O jogo mental na advocacia

Como podemos vencer ou “pontuar” melhor na profissão?

Acabaram as Olimpíadas 2020(21) em Tóquio, nas quais mais do que nunca se falou do “jogo mental”. Talvez até devido às condições mentais complexas e inéditas às quais os participantes estiveram submetidos, dado as peculiaridades do momento global.[1] Aliás, não só eles…

Também acabou nesta sexta a FENALAW, maior evento jurídico da América Latina, da qual tive a oportunidade de participar, e que proporcionou muitos insights sobre a advocacia e o Direito no século XXI.

Em meio a isso, resolvi dar uma olhada no livro “O jogo interior do tênis”, de Timothy Galley, clássico que comprei há algum tempo mesmo sem nunca ter entrado numa quadra de tênis, porque é considerado inspiração do coaching, em especial o executivo (em sua vertente séria e técnica), conforme aponta a obra pioneira de John Whitmore.

Peguei o livro porque comecei a refletir… e o jogo mental na advocacia?

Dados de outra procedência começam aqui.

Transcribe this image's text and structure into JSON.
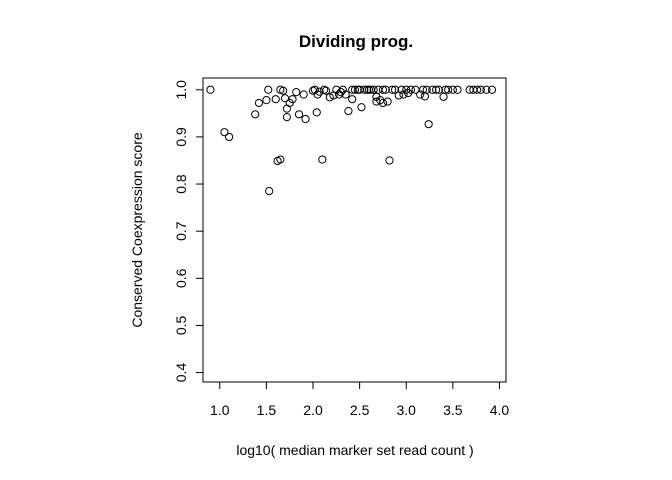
{
  "chart_data": {
    "type": "scatter",
    "title": "Dividing prog.",
    "xlabel": "log10( median marker set read count )",
    "ylabel": "Conserved Coexpression score",
    "xlim": [
      0.82,
      4.07
    ],
    "ylim": [
      0.38,
      1.025
    ],
    "x_ticks": [
      1.0,
      1.5,
      2.0,
      2.5,
      3.0,
      3.5,
      4.0
    ],
    "x_tick_labels": [
      "1.0",
      "1.5",
      "2.0",
      "2.5",
      "3.0",
      "3.5",
      "4.0"
    ],
    "y_ticks": [
      0.4,
      0.5,
      0.6,
      0.7,
      0.8,
      0.9,
      1.0
    ],
    "y_tick_labels": [
      "0.4",
      "0.5",
      "0.6",
      "0.7",
      "0.8",
      "0.9",
      "1.0"
    ],
    "grid": false,
    "legend": "none",
    "points": [
      [
        0.9,
        1.0
      ],
      [
        1.05,
        0.91
      ],
      [
        1.1,
        0.9
      ],
      [
        1.38,
        0.948
      ],
      [
        1.42,
        0.972
      ],
      [
        1.5,
        0.978
      ],
      [
        1.52,
        1.0
      ],
      [
        1.53,
        0.785
      ],
      [
        1.6,
        0.98
      ],
      [
        1.62,
        0.849
      ],
      [
        1.65,
        0.852
      ],
      [
        1.65,
        1.0
      ],
      [
        1.68,
        0.998
      ],
      [
        1.7,
        0.982
      ],
      [
        1.72,
        0.942
      ],
      [
        1.72,
        0.96
      ],
      [
        1.75,
        0.972
      ],
      [
        1.78,
        0.98
      ],
      [
        1.82,
        0.995
      ],
      [
        1.85,
        0.948
      ],
      [
        1.9,
        0.99
      ],
      [
        1.92,
        0.938
      ],
      [
        2.0,
        0.998
      ],
      [
        2.02,
        1.0
      ],
      [
        2.04,
        0.952
      ],
      [
        2.05,
        0.99
      ],
      [
        2.07,
        0.996
      ],
      [
        2.1,
        0.852
      ],
      [
        2.12,
        1.0
      ],
      [
        2.14,
        0.998
      ],
      [
        2.18,
        0.984
      ],
      [
        2.22,
        0.988
      ],
      [
        2.25,
        1.0
      ],
      [
        2.28,
        0.99
      ],
      [
        2.3,
        0.995
      ],
      [
        2.32,
        1.0
      ],
      [
        2.35,
        0.99
      ],
      [
        2.38,
        0.955
      ],
      [
        2.42,
        0.98
      ],
      [
        2.42,
        1.0
      ],
      [
        2.45,
        1.0
      ],
      [
        2.48,
        1.0
      ],
      [
        2.5,
        1.0
      ],
      [
        2.52,
        0.963
      ],
      [
        2.55,
        1.0
      ],
      [
        2.58,
        1.0
      ],
      [
        2.6,
        1.0
      ],
      [
        2.62,
        1.0
      ],
      [
        2.65,
        1.0
      ],
      [
        2.68,
        0.985
      ],
      [
        2.68,
        0.975
      ],
      [
        2.7,
        1.0
      ],
      [
        2.72,
        0.978
      ],
      [
        2.75,
        1.0
      ],
      [
        2.75,
        0.972
      ],
      [
        2.78,
        1.0
      ],
      [
        2.8,
        0.975
      ],
      [
        2.82,
        0.85
      ],
      [
        2.85,
        1.0
      ],
      [
        2.88,
        1.0
      ],
      [
        2.92,
        0.988
      ],
      [
        2.95,
        1.0
      ],
      [
        2.97,
        0.99
      ],
      [
        3.0,
        1.0
      ],
      [
        3.02,
        0.993
      ],
      [
        3.05,
        1.0
      ],
      [
        3.1,
        1.0
      ],
      [
        3.15,
        0.99
      ],
      [
        3.18,
        1.0
      ],
      [
        3.2,
        0.986
      ],
      [
        3.22,
        1.0
      ],
      [
        3.24,
        0.927
      ],
      [
        3.28,
        1.0
      ],
      [
        3.32,
        1.0
      ],
      [
        3.35,
        1.0
      ],
      [
        3.4,
        0.985
      ],
      [
        3.42,
        1.0
      ],
      [
        3.45,
        1.0
      ],
      [
        3.5,
        1.0
      ],
      [
        3.55,
        1.0
      ],
      [
        3.68,
        1.0
      ],
      [
        3.72,
        1.0
      ],
      [
        3.76,
        1.0
      ],
      [
        3.8,
        1.0
      ],
      [
        3.86,
        1.0
      ],
      [
        3.92,
        1.0
      ]
    ]
  }
}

Diz o livro de Gallwey em sua introdução: “Todo jogo é composto por duas partes, a exterior e a interior. O jogo exterior tem um adversário externo, obstáculos externos e um objetivo externo. (…) não se pode obter sucesso ou satisfação na prática de um jogo se não se dedicar atenção às usualmente negligenciadas habilidades do Jogo Interior. Esse é o jogo que acontece na mente do jogador e tem como obstáculos a falta de concentração, o nervosismo, a insegurança e a autocondenação. Em resumo, é um desafio contra os hábitos da mente que inibem a excelência de performance.”

Muitos advogados atualmente desistem da profissão ou vivem abaixo do nível que gostariam, em vários aspectos. Reclamam da concorrência, dos obstáculos do Judiciário, do aviltamento dos honorários, da falta de clientes, do estresse, da falta de tempo, do excesso de trabalho, etc.

Então, surge a reflexão: até que ponto os óbices externos podem ser contornados por capacitação interna?

Nos jogos olímpicos, quem acompanhou pôde perceber que em vários momentos o “jogo mental” fez a diferença, até porque no plano técnico de cada esporte a paridade era notória –houve competições nas quais frações de segundos definiram o lugar no pódio, ou a presença/ausência nele. Ou seja, parte técnica bem emparelhada.

Traçando um paralelo, na FENALAW, vi muitas oportunidades, ideias, realidades, pontos de vista, perspectivas, novas áreas e possibilidades que nunca havia imaginado e que com certeza irão repercutir na minha prática jurídica e na de colegas que lá estiveram. Muito do que vi vai além da parte técnico-jurídica, inclusive com temas tratando do jogo mental. Pois bem, é fato: a maioria do pessoal do Direito se prende à parte técnica quase exclusivamente.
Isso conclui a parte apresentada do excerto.